On her 2006 debut album, Real Life, Joan As Police Woman – alias Joan Wasser – dueted with Antony Hegarty (now known as ANOHNI) on a groove-pop ballad called 'I Defy'. 'How could it be different?' Wasser sang, and it feels like she's explored that question through her music ever since.

She's done so by skewing her experimental, soulful aesthetic with other voices, vantage points and collaborations: with Hegarty on her calling card; with Rufus Wainwright on her second album (2008's To Survive); and with Chris Dowd of hardcore-funk trailblazers Fishbone, who proclaimed her to be 'one soulful mothafucka' (he's not wrong) – not to mention Wasser's role as producer on Lau's outstanding 2015 album, The Bell That Never Rang.

That latter credit underscores another way that Wasser has upended the status quo in her work. She's long challenged the prevailing male-led rock narrative, wherein blokes are behind the mixing desk, and history sings to the tune of dudes with guitars (she allies herself with Feist and Martha Wainwright and had a nascent love for Diana Ross).
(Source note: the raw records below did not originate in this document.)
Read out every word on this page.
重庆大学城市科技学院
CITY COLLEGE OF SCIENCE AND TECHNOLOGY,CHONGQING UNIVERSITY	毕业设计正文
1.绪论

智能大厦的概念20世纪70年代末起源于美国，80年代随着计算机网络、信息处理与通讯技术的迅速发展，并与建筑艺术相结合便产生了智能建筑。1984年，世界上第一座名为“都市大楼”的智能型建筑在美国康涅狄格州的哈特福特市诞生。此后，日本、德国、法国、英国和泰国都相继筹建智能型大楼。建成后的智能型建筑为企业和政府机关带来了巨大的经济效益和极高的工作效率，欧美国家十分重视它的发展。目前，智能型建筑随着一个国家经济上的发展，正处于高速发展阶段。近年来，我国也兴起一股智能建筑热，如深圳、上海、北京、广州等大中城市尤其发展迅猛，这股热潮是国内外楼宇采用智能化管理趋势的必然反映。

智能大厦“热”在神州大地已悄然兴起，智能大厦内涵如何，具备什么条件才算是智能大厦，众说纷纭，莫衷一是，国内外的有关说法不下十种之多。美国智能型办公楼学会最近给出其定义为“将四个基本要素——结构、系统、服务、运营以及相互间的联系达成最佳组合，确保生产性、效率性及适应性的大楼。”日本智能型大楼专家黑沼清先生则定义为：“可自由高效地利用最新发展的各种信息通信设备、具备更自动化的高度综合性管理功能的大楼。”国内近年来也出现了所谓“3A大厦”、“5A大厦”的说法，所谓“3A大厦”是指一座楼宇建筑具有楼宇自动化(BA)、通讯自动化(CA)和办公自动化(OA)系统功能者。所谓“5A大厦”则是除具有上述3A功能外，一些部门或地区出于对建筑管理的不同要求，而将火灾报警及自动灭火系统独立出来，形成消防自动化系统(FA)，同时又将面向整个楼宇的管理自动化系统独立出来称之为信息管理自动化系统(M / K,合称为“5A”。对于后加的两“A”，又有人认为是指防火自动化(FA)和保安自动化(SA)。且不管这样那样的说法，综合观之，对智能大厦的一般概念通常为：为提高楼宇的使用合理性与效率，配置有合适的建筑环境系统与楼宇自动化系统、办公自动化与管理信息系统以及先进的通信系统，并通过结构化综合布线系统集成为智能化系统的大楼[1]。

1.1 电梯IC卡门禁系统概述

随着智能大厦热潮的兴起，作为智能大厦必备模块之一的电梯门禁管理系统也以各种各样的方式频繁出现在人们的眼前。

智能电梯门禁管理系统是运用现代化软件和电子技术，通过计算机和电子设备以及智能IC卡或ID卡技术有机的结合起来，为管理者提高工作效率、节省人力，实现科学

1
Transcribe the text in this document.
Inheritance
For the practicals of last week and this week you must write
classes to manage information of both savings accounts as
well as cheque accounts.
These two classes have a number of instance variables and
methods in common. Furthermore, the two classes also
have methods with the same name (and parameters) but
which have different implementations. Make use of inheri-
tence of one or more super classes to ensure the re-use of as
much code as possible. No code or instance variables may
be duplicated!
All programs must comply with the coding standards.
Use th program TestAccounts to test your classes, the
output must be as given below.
Even traditional themes defy convention on the excellent Let It Be You, her album in cahoots with fellow Brooklynite Benjamin Lazar Davis. Despite its name, 'Motorway' is not a kraut-rock or drive-pop anthem, but a celestial, tech-orchestral lullaby, and 'Station' is not a launchpad for freedom, but rather a study in stillness: a chiming guitar lament that's resilient enough to weather the dark night and bare its tears – and a celebration of strength and vulnerability that's echoed in the sublime, industrial electro of 'Broke Me in Two'.

Environmental machine-pop dirge 'Overloaded', meanwhile, chimes with the latest protest songs from Wasser's former sonic sparring partner ANOHNI, and serves to remind that over ten years since they first worked together, they remain among pop's most singular voices.

Let It Be You is out via Reveal on Fri 21 Oct.